How-To Tutorials: How to Apply Acid Stain to Concrete
Concrete Staining has become a very popular choice in changing the look of existing concrete with very little cost. A typical project of 500 square feet can be done in a weekend making this project a great do-it-yourselfer program.
Tools and Materials
- An example of tools and materials needed:
Before You Begin
A fan tipped pressure washer can ensure the concrete is thoroughly clean and free of dirt or debris. Surrounding areas, landscaping, and adjacent surfaces should be protected. Prior to making stain applications, precautions should be taken to prevent water penetration into the concrete from any source. Newly placed concrete should be sufficiently cured to allow the concrete to become reactive, a minimum of 14 days.
Staining is caused by a chemical reaction with the surface of cured concrete to produce unique and permanent color effects. Concrete chemical stains create uneven, variegated or translucent color patterns. The result is unique to each concrete surface and cannot be duplicated with other coloring materials. Concrete stained color effects vary in intensity over color-hardened concrete, newer concrete, concrete with high cement contents, and overlay toppings.
Brushes for applying the stain should be of professional quality, long-handled or hand-held, with uncolored, acid-resistant nylon bristles of medium stiffness, having the ability to hold liquids. Do not use rollers or mops because they cannot effectively scrub the stain solution into the surface. A hand-pump sprayer may be used to transfer the stain solution to the surface in larger areas. For cleaning, a stiff-bristled bassine or nylon scrub brush is recommended.
Verify and approve suitability and appearance, by creating test sections prior to general application of the chemical stain. Apply the Chemical stain using the desired stain colors, preparation and application equipment, and staining techniques. Copper Patina, Fern Green, and Weathered Bronze are best suited for interior use and when used in an exterior application must be protected from constant weathering.
A minimum of two separate stain applications is normally required over concrete. Chemical stains should be applied full-strength (undiluted). Coverage rate is approximately 75-100 square feet per gallon for two applications. The surface should be divided into small work sections using walls, joint lines, or other stationary features as natural stopping points.

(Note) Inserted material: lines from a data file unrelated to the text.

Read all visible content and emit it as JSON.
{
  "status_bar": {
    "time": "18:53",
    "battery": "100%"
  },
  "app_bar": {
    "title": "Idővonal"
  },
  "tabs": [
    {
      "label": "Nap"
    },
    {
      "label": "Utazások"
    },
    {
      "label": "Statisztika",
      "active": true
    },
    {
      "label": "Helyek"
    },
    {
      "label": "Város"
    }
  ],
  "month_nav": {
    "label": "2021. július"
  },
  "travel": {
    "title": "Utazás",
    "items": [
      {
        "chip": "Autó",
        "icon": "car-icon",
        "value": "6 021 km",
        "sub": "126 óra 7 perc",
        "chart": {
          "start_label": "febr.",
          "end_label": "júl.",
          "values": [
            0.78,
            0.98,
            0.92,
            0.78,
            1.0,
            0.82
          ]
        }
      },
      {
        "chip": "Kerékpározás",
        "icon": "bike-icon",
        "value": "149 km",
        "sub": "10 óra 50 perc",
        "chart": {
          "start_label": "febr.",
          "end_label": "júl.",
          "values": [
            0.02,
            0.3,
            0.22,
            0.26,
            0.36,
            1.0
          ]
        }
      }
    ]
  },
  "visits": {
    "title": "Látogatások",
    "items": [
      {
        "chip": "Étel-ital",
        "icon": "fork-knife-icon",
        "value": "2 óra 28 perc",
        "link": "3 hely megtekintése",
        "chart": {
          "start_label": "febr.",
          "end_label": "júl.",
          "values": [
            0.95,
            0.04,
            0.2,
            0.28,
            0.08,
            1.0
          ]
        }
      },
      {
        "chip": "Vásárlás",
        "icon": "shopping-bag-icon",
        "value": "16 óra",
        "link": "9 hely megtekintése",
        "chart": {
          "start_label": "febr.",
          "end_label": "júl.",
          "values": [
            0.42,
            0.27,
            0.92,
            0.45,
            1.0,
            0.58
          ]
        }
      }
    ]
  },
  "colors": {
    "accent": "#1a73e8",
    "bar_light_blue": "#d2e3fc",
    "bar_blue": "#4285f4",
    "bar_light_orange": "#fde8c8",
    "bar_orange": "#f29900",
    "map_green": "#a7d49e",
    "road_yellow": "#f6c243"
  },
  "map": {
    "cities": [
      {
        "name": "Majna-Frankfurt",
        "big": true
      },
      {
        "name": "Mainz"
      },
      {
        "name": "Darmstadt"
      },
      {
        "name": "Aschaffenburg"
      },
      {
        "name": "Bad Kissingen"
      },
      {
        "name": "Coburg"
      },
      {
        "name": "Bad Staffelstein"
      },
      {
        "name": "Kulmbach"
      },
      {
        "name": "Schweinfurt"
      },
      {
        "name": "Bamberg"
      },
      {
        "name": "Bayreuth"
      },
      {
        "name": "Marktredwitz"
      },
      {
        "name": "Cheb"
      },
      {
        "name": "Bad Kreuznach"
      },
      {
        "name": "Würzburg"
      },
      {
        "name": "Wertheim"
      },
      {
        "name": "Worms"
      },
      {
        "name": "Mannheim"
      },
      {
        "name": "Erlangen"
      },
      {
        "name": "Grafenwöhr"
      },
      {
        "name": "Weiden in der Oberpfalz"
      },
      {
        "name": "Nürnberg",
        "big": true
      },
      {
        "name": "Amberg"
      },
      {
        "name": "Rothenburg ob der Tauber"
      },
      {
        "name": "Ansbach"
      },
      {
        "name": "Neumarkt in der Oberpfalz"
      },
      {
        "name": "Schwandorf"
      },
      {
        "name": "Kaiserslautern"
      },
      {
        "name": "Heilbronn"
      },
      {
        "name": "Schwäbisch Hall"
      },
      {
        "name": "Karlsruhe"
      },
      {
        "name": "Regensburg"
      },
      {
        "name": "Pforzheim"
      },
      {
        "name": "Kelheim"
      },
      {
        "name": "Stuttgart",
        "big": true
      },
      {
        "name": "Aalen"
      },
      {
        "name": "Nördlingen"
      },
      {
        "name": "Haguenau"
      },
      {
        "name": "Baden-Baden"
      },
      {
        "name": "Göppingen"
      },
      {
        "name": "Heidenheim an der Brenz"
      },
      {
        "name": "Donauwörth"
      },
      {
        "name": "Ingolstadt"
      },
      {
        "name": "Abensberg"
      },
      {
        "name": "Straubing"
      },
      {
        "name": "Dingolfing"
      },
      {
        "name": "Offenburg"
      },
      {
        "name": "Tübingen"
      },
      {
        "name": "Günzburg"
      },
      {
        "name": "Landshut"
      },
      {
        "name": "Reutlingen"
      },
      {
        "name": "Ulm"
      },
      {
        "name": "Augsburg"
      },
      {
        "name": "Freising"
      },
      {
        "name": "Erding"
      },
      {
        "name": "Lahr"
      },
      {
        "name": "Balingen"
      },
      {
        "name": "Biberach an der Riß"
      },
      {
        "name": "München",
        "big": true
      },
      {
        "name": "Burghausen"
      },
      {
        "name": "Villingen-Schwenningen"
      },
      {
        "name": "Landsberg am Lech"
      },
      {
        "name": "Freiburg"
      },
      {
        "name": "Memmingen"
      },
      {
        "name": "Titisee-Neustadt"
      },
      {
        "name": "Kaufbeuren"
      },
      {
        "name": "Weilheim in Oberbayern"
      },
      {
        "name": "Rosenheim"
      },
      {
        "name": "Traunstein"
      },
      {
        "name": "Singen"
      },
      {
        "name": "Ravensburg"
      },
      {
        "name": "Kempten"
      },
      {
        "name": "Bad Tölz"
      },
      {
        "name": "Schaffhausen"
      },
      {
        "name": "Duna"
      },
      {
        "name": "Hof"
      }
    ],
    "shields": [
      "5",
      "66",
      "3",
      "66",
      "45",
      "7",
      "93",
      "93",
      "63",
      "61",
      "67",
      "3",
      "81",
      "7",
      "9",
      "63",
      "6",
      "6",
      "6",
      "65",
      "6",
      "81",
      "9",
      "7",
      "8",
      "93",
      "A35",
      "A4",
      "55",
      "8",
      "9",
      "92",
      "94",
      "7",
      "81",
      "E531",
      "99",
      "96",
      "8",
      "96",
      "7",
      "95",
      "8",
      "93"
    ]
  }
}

Chemical stain normally fizzes while reacting. If fizzing does not occur, the surface has not been adequately prepared or the concrete is not sufficiently reactive to be chemically stained. Keep the brush in constant contact with the surface and in continuous motion. Whether the Stain solution remains wet or dries on the surface, it should be allowed to remain in contact with the concrete until the desired effect is obtained, a minimum of 4 hours.
Neutralizing the Stain
All unreacted stain residue must be neutralized and then completely removed prior to sealing. A solution of baking soda (sodium bicarbonate) and water, using 1-pound baking soda per 5 gallons of water, can be used to neutralize the residual stain acid. The solution should be applied until it stops fizzing. After neutralization, the surface should be rinsed thoroughly with clean water several times to remove soluble salts.
Seal the Concrete
All chemically stained surfaces must be protected from traffic until they are sealed. The surface should be sealed as soon as possible after the surface is neutralized and dry. Failure to completely remove all Stain residues and rinse the surface clean prior to sealing will result in performance problems with the sealer.
A maintenance application of sealer should be made periodically as the sealer is worn off the surface. It is not necessary to strip the previously applied sealer.